JSONL (line-delimited JSON)

The file contains one JSON value per line — common for log files, database exports, and data pipelines.

const fs = require('node:fs');
const jsonlParser = require('stream-chain/jsonl/parserStream.js');

const pipeline = fs.createReadStream('events.jsonl').pipe(jsonlParser());

for await (const {key, value} of pipeline) {
  // key = line index (0, 1, 2, ...)
  // value = parsed object
  console.log(value);
}

If you need custom error handling for malformed lines, use the stream-json wrapper instead:

const jsonlParser = require('stream-json/jsonl/parser.js');

const pipeline = fs.createReadStream('events.jsonl').pipe(jsonlParser.asStream({errorIndicator: null}));

for await (const {key, value} of pipeline) {
  // malformed lines are silently skipped (errorIndicator: null)
  console.log(value);
}

Writing results back

To save processed data as JSONL:

const fs = require('node:fs');
const chain = require('stream-chain');
const streamArray = require('stream-json/streamers/stream-array.js');
const jsonlStringer = require('stream-chain/jsonl/stringerStream.js');

chain([fs.createReadStream('input.json'), streamArray.withParser(), ({value}) => value, jsonlStringer(), fs.createWriteStream('output.jsonl')]);

Tips

  • Error handling.
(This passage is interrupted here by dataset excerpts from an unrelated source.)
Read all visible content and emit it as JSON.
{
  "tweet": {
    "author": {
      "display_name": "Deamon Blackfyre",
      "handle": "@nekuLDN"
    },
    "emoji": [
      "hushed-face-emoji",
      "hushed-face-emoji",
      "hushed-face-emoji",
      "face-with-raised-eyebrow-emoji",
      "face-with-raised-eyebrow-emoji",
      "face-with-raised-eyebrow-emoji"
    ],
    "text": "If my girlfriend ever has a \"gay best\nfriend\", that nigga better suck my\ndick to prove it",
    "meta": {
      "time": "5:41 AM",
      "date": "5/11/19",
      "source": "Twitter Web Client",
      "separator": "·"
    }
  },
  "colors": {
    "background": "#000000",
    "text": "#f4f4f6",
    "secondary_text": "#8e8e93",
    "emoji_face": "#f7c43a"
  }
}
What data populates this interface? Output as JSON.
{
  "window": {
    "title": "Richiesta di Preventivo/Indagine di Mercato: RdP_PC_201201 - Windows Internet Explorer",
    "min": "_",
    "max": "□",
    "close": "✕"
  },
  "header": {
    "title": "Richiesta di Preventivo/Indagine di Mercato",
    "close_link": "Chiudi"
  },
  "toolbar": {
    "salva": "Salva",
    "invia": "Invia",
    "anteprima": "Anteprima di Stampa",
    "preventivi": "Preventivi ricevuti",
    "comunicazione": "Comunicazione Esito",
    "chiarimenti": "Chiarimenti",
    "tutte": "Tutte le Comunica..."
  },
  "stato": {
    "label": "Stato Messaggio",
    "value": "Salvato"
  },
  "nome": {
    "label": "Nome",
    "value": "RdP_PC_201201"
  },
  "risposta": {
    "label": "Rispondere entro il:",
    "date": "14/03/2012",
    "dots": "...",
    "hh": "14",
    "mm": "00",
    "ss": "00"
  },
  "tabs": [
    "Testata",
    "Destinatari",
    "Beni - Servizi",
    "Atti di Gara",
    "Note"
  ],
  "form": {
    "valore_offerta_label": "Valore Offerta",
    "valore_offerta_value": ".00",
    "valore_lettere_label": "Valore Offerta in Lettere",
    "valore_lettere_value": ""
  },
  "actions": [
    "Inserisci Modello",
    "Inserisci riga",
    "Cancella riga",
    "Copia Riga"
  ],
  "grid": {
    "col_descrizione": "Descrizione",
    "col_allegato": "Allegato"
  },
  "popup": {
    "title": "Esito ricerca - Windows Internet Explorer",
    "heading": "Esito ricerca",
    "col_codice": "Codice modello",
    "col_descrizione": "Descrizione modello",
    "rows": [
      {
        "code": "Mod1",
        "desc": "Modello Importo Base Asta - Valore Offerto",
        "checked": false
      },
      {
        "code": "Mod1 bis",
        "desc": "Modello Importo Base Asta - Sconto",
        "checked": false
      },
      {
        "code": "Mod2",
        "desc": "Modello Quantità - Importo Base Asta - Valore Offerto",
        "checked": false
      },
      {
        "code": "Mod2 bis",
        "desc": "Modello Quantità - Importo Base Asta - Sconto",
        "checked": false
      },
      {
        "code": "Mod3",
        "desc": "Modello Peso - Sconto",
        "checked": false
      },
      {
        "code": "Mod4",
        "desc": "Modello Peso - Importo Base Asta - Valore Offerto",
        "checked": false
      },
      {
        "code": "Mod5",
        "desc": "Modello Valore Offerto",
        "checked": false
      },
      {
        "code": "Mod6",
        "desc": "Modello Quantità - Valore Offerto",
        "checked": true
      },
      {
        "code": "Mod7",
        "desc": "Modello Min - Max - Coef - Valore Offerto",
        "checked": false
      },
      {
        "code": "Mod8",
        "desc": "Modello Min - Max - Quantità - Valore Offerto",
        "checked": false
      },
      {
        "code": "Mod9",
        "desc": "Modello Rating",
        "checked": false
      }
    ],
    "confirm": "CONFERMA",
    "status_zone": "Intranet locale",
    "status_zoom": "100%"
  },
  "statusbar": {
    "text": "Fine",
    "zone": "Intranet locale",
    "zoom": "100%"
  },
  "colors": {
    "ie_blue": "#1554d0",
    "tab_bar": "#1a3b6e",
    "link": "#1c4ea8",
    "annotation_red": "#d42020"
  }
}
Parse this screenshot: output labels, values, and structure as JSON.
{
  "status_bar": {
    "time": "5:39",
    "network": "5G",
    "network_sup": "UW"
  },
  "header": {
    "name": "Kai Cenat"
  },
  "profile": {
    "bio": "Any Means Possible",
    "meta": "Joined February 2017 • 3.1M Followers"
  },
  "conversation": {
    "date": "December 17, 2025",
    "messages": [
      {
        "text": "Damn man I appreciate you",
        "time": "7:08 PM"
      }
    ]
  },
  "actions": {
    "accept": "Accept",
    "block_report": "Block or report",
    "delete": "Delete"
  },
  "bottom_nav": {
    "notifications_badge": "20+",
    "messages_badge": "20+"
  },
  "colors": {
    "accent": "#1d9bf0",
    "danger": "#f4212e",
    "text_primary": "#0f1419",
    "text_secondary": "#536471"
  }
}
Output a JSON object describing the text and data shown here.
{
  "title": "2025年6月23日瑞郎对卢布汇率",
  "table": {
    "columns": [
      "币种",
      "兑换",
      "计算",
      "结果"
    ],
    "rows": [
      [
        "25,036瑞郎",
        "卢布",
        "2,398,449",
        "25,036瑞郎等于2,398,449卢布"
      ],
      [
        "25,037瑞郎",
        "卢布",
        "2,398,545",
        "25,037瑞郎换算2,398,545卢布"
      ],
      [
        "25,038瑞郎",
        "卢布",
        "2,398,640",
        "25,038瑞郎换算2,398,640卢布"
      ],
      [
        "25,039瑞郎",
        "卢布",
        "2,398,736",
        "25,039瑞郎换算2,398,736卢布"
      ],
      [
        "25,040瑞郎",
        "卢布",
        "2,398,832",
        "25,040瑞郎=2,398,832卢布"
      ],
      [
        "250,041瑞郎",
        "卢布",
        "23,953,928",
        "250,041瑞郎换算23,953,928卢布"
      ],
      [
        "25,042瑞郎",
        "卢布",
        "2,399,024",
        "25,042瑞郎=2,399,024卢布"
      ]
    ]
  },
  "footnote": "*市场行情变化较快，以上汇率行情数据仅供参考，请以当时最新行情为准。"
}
Always listen for 'error' events on the pipeline, or wrap for await in a try/catch. Malformed JSON will emit an error.
  • Backpressure. chain() handles backpressure automatically. If your processing is slower than reading, the file stream will pause.
  • Filtering. Add Pick, Ignore, or Replace to the pipeline to select or transform parts of the stream before assembling objects.
  • Performance. See Performance for tuning tips. For JSONL, the dedicated parser is significantly faster than parser({jsonStreaming: true}) + streamValues().